Simply put, I love helping people. I get to work every day to make people's lives a little better and the bottom line is not how much profit we make, but the positive difference we make. When we're talking about dollars, it's not going into the bloated paycheck of a CEO, but back into the organization to keep making a difference. When finances get tight, the mentality isn't a "how is this going to affect me?", but "how is this going to affect our mission and what we are trying to accomplish for our community?". It makes going home each night that much more satisfying.
I've worked in three different sectors of non-profits--homeless and hunger, health and the arts. As varied as the missions are, there are certain commonalities that persist. First, there is a real sense of a team and support that I didn't find when I worked in insurance companies or law offices during college. There is a genuine sense of caring and wanting to do what's best for the populations we serve. No two days were the same, and no one was above the grunt work. Executive directors will stuff envelopes, haul junk and clean up messes of all sorts alongside the admin assistants. When facing real challenges, everyone pitches in to find a solution. When you don't succeed like you hope, there is someone there to reassure you and help you to succeed the next time.

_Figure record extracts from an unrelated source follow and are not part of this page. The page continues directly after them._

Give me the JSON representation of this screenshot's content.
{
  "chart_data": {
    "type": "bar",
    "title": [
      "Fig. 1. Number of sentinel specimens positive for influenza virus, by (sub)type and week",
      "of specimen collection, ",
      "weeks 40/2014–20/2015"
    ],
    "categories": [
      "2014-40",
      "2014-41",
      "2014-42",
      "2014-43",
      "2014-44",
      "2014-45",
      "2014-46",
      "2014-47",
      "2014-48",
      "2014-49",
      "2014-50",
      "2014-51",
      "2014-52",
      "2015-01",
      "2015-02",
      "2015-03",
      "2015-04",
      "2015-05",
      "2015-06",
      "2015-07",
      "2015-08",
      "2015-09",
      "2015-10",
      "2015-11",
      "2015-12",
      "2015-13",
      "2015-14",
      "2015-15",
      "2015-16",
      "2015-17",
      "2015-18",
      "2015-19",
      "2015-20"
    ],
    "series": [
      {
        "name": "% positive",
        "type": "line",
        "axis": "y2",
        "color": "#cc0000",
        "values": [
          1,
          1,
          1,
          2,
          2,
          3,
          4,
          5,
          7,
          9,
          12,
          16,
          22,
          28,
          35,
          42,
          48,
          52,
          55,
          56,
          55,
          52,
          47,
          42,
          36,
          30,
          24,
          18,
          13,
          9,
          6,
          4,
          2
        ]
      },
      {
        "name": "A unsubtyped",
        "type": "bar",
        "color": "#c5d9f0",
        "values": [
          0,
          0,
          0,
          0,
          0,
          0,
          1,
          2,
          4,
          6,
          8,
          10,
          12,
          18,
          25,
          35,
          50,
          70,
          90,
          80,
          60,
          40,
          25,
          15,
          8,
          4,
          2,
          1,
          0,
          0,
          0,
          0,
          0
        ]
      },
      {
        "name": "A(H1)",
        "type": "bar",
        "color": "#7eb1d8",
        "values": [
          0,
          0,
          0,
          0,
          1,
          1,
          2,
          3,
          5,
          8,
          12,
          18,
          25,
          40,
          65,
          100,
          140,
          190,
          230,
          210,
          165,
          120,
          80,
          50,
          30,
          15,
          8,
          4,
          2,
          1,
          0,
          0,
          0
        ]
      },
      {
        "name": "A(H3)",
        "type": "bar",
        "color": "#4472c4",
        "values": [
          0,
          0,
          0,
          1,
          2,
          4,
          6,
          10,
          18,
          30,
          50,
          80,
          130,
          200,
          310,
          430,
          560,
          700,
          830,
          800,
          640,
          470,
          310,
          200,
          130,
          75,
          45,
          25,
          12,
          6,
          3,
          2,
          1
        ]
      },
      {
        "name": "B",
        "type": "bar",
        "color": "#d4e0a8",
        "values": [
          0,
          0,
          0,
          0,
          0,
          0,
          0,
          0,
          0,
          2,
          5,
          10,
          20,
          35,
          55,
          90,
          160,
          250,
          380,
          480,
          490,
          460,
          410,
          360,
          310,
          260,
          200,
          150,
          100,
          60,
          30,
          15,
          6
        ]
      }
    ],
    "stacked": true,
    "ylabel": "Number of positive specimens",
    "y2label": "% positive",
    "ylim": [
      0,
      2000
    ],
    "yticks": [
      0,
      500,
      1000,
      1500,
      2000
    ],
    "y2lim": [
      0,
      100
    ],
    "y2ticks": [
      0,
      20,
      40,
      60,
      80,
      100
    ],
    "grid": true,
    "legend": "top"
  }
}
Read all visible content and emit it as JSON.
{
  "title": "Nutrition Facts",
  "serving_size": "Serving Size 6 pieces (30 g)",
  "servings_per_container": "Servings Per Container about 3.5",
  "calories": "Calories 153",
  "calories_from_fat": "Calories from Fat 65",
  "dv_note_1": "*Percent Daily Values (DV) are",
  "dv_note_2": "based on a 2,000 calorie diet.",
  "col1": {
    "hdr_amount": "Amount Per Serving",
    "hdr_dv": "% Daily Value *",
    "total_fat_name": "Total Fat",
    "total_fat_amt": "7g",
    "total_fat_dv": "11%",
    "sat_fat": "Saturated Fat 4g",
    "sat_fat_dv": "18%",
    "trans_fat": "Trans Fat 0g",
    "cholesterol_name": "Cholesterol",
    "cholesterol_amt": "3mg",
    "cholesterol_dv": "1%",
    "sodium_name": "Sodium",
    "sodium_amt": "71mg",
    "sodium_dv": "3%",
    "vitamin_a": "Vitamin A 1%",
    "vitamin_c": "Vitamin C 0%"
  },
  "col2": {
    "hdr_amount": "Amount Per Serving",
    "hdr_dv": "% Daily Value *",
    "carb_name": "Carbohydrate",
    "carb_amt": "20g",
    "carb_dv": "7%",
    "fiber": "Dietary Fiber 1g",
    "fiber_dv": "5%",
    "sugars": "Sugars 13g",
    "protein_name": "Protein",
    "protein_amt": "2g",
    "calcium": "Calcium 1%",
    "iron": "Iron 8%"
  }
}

I'm not saying we're constantly holding hands and happily skipping through our semi-rundown offices (because, being a non-profit, fancy offices are not in the budget). There are certainly many of the same workplace issues you find anywhere--personalities will clash, gossip will rear its ugly head, and slacking will occur.
However, when it comes down to it, everyone there is working for the same cause; and that cause is not to bring home a fatter paycheck. You work to make sure one more family has a good meal on the table and roof over their heads; you work to raise that extra dollar for the research that may bring a cure for a genetic disease; you work to make sure you can bring the arts to kids who otherwise would not exposed to them.
I've also been asked--especially when finances have been tough--why I don't find a job in the corporate world where the pay is better, and just volunteer for a cause close to me. Unfortunately, as rewarding as volunteering is, it's just not enough for me. I need to be a part of a cause in my every day life, not just a few hours a week. I'd rather bring home a smaller paycheck and love my job than being more financially secure and not love where I spend my days. That's why I work in non-profits.
Perhaps some day I will move out of the non-profit sector, but I can't see that day coming any time soon.